My neighbors and I are excited about parks, and about community, and about demonstrating a commitment to both outwardly. We want to re-name the park we are working hard to re-imagine as Reynolds Community Park. 

This feels like an opportunity not to be missed. A period in the history of my neighborhood when choices are made that determine the look, feel, vibe, and sensibility of the place. It's a time of deliberate place-making.

One way to make a statement is by defining the space and welcoming people into it. I'd like to create an archway using the existing chain link fence. There are other ways to make the park into a vibrant community hub without necessarily spending more City money (though we'd take it...).

Urban planning people are excited by the power of 10. They say that a city needs 10 major destinations, each destination needs 10 places, and each place needs 10 things to do. 

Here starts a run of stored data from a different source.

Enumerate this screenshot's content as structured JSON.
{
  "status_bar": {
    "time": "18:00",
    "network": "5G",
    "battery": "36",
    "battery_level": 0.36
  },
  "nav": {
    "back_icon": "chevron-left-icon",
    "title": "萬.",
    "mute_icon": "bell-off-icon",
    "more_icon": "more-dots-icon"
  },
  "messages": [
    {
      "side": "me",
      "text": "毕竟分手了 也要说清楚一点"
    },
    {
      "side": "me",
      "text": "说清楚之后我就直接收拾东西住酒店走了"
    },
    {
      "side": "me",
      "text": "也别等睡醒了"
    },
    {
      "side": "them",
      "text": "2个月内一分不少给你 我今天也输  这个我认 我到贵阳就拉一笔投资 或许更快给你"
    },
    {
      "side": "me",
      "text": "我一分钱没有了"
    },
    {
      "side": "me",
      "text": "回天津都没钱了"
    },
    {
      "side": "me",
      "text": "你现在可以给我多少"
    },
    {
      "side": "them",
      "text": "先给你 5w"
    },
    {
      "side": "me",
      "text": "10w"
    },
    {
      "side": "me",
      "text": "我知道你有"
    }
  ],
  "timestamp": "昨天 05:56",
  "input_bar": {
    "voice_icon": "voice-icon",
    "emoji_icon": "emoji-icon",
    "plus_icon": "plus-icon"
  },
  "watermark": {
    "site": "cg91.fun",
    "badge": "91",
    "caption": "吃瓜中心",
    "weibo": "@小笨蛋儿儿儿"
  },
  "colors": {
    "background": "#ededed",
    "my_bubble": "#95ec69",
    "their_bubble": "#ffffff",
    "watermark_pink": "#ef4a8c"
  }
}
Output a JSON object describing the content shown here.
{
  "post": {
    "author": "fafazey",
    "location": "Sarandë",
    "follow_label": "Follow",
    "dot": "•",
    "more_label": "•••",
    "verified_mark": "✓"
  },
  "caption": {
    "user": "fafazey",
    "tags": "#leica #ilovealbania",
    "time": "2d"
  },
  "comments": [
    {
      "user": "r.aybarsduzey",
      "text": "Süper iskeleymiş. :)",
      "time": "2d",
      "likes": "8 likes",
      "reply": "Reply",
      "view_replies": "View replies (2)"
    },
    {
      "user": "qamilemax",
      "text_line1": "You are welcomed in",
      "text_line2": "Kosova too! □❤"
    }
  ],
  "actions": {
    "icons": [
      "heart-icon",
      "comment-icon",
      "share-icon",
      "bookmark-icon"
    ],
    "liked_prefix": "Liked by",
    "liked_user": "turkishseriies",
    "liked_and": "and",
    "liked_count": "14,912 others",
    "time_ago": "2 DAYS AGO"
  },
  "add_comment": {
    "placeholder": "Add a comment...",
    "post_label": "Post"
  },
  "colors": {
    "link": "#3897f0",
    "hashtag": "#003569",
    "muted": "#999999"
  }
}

10 things to do currently at Reynolds Community Park:
- play a game, like kickball, ultimate frisbee, baseball or whatever you like
- watch bike polo
- swing
- read 
- eat an ice cream cone from nearby Madtown Pizza, a taco from the cart outside Breese Stevens Field when the Madison 56ers have a game, or sip a coffee from Johnson Public House
- fly a kite
- play with your dog
- play guitar
- have a picnic
- watch construction trucks

A few more things I hope you can do there in the future:
- climb a hill
- talk to your neighbors
- hear a band
- watch a movie
- listen to a presentation
- find out what's happening from a neighborhood kiosk
- look at a map of neighborhood landmarks
- take a picture of art with the Capitol in the background
- pick fruit
- sit on a funky bench that makes conversation with your mates a breeze....

This is the bench I'm wanting so bad to build....


Don't you want to sit here with me?!?!?

The "Principles of Placemaking," which are celebrated for being "light, quick, and cheap" are to 1) let ideas emerge from the community, 2) facilitate experiments, and 3) consider investing in ideas that work.

I am meeting with an urban design planner with the City of Madison next week to talk about all this stuff. I can't wait to share our ideas, hear hers, and see what kinds of creative riffing happens.

"Unstructured play is having a moment, and moments are meant to be seized."